Not for engineering though!!! Being able to add 1/64 and 5/16 and 17/32 etc. in your head without stumbling is a skill that I did not acquire.

Don't agree on the Fahrenheit though and for the same reason! Degrees are just the right scale, and besides, anchored at freezing (0) and typical boiling (100) points. But that's just habits. Probably if I'd grown up with Fahrenheit, I'd prefer it too. And besides the oven defaulted to Fahrenheit and we never changed it. 350F...

jventura•14m ago
As someone born and living in a country that uses the metric system, I do not understand a bit of what inches and feets mean. Tell me something has 10-15 cm, and I know what it means. I measure 173cm, I know what one meter is about. 5'10? What the hell is that?! 5 feet and 10 inches? Some people have small feet, some have larger. And what is an "inch"? :)

Oh, and fahrenheit, what the hell it means? 0ºC means ice, 100ºC means boiling water, 40º feels summer around here..

I guess I'm saying that you understand the values of the imperial system because you're used to them, as I'm used to values in the metric system..

prmoustache•23m ago
funny related video from Loic Suberville.

https://www.youtube.com/shorts/XiEM57ifX54

alkonaut•18m ago
Having converted science, manufacturing etc, what's the first (or next) true consumer facing thing that could change?
mschild•5m ago
Grocery sizes. In fact, a lot of them already have it on the items. Typically because a lot of products are also sold in Canada so they put the ml measurement next to the gallons.
sevensor•5m ago
> manufacturing

This is sadly far from the truth. Manufacturing is nowhere near metric conversion. Horsepower, foot-pounds, and my all time least favorite unit, the mil, are everywhere. And relatedly, manufacturing execution systems that use localtime internally cause all manner of hilarity twice a year. It’s like we’re just deliberately trying to be bad at measuring things.

altern8•17m ago
Why change? Imperial was Washington's dream, after all... https://www.youtube.com/watch?v=JYqfVE-fykk
threemux•9m ago
I'd part with cups and teaspoons/tablespoons and the like, but you'll pry inches/feet/yards and fahrenheit from my cold, dead hands. They're both more convenient for daily use. I think I'd prefer to keep miles as well but I don't have a good reason for that one.

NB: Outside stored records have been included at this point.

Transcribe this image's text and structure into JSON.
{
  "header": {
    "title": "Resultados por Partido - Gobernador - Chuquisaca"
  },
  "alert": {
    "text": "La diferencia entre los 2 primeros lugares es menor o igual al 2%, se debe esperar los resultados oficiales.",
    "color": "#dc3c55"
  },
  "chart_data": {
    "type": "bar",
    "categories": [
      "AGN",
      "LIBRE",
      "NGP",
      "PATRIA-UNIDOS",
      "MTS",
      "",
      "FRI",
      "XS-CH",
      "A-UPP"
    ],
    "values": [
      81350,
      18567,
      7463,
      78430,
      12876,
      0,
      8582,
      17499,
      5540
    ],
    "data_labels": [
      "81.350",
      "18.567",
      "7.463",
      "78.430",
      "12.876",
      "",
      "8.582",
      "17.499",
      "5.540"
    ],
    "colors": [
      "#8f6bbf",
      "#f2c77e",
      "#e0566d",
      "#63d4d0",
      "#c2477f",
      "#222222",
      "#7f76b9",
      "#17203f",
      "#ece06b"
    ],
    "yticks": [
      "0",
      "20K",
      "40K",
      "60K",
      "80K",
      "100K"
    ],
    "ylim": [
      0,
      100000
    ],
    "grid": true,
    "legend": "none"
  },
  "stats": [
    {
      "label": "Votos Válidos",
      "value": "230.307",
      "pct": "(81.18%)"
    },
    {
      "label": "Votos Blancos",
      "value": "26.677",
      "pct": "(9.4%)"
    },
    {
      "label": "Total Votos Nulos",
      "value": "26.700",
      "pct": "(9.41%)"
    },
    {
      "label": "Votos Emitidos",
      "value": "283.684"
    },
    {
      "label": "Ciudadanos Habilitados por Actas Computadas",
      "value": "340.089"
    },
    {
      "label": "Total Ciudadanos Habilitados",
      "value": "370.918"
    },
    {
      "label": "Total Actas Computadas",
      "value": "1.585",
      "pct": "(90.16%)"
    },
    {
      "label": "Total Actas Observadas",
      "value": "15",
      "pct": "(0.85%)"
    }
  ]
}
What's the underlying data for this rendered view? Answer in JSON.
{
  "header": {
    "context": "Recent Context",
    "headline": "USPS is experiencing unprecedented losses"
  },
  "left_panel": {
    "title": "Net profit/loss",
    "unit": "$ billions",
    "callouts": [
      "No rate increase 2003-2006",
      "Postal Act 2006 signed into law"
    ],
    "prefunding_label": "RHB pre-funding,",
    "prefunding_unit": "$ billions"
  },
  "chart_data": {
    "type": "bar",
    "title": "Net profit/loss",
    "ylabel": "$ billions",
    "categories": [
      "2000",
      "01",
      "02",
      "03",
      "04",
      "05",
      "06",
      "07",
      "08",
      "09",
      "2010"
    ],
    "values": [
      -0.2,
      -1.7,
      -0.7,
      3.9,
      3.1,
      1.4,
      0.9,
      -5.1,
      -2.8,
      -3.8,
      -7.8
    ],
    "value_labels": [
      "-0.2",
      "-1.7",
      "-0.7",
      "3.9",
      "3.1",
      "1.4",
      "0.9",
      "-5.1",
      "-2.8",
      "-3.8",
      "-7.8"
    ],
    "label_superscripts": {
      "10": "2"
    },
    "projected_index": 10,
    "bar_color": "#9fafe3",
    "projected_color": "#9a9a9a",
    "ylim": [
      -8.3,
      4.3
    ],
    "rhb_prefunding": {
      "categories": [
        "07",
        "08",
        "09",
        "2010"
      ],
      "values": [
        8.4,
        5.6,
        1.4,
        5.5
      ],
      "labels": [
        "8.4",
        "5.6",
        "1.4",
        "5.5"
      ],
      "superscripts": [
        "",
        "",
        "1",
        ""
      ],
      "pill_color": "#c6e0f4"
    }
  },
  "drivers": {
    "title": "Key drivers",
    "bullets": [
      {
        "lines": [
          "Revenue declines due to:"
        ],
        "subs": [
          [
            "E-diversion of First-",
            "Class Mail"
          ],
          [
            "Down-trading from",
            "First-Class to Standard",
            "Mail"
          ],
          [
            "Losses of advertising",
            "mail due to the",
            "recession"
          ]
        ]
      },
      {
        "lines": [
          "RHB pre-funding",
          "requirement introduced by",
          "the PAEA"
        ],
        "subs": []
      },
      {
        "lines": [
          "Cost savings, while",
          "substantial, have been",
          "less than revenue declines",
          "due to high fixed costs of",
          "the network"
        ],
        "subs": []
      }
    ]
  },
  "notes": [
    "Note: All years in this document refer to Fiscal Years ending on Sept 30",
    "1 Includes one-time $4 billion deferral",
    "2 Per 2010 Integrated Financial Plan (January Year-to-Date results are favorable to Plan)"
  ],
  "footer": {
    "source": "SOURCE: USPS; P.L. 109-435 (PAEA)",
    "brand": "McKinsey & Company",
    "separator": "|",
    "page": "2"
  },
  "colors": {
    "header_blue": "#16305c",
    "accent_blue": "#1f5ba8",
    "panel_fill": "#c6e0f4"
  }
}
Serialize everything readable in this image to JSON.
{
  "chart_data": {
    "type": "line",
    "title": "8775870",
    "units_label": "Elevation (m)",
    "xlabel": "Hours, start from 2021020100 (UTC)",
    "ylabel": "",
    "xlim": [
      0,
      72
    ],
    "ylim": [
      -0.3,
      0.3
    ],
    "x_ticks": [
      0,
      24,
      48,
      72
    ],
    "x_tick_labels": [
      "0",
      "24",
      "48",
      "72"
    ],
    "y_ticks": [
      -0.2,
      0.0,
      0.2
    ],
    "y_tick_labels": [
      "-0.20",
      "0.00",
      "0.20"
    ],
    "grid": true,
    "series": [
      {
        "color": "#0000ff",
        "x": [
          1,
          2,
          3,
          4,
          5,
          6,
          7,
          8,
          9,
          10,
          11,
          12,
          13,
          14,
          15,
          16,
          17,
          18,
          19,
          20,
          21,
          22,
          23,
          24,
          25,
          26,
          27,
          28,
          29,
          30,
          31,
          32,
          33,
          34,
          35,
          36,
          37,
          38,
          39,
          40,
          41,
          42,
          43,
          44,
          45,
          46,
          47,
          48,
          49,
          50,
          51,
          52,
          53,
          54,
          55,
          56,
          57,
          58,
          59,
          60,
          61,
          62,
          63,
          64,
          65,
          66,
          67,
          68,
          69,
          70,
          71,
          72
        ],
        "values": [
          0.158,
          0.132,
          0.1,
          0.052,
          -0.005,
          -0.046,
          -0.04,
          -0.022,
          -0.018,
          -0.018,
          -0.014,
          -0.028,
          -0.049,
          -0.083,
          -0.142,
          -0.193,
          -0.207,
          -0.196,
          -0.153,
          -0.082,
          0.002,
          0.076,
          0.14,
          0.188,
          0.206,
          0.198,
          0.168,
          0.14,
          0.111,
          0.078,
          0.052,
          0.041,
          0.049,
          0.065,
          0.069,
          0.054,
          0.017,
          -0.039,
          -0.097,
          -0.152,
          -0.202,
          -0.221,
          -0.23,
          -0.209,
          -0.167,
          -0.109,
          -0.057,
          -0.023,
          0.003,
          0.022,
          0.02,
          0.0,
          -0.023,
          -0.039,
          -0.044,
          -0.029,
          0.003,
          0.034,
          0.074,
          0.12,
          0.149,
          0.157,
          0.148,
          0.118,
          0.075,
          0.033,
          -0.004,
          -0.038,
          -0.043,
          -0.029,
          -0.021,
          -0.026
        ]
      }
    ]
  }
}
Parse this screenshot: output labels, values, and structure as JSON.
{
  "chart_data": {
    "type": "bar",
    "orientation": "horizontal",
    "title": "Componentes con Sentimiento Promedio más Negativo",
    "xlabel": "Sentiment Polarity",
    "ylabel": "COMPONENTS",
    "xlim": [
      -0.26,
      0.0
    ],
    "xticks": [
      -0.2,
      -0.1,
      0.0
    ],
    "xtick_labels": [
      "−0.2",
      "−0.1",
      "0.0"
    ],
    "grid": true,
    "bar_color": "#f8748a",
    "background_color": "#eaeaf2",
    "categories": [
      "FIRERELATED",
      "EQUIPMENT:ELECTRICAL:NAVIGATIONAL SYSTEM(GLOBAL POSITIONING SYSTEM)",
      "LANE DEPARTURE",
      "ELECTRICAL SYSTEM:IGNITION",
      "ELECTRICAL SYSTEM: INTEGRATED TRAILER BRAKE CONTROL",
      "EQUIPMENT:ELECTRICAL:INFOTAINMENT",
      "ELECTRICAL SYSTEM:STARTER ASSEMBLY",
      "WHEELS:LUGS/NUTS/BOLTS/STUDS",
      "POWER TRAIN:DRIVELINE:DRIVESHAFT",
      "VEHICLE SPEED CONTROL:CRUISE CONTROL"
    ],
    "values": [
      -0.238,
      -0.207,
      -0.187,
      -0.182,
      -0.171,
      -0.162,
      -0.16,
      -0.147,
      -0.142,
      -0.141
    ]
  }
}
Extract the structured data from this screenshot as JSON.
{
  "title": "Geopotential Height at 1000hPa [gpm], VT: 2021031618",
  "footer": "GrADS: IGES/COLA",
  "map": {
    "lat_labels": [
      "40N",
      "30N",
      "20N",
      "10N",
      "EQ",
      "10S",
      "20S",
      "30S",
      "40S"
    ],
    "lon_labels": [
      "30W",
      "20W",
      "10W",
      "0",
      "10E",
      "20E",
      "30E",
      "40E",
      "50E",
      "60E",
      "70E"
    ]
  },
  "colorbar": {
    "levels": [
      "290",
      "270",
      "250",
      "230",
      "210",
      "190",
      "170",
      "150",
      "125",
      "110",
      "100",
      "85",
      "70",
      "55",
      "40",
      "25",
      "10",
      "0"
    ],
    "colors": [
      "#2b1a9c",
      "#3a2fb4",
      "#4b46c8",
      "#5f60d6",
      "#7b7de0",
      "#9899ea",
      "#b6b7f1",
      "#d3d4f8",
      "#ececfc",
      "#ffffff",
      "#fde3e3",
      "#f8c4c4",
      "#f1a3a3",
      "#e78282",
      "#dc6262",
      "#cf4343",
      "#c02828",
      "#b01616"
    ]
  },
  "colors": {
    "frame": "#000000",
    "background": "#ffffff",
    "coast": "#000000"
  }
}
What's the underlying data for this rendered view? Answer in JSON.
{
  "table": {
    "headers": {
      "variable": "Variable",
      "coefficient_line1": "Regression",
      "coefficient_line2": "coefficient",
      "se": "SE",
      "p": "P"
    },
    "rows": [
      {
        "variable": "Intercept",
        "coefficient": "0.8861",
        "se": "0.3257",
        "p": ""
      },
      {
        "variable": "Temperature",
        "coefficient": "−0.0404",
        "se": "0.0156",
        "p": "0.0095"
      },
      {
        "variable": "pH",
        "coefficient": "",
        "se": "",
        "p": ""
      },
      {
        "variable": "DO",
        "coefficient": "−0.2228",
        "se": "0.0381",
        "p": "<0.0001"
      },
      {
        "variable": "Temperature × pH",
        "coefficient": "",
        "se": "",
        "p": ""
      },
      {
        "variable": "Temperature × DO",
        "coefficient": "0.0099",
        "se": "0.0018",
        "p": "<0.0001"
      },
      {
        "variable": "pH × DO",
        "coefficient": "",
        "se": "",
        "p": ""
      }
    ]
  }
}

Fahrenheit has more precision without using decimals for the thing 99% of people are using temperature measurements for: air temp. Where I live, we generally experience 5 degrees F - 100 degrees F at different points of the year. That's 95 degrees of precision with no decimal. In C, that's -15 to 37.8, a mere 52.8 degrees. The difference between 75 (usually a beautiful day) and 85 (hot) is 23.8C to 29.4C. Everything packed into this tight range.

Inches/feet being base 12 divides better into thirds and fourths, which is very useful in construction.

For science, sure, I'll use metric.

hk1337•8m ago
Seems like the U.S. uses metric for most of the important areas and just lets everyone continue to use imperial, whatever they want everywhere else.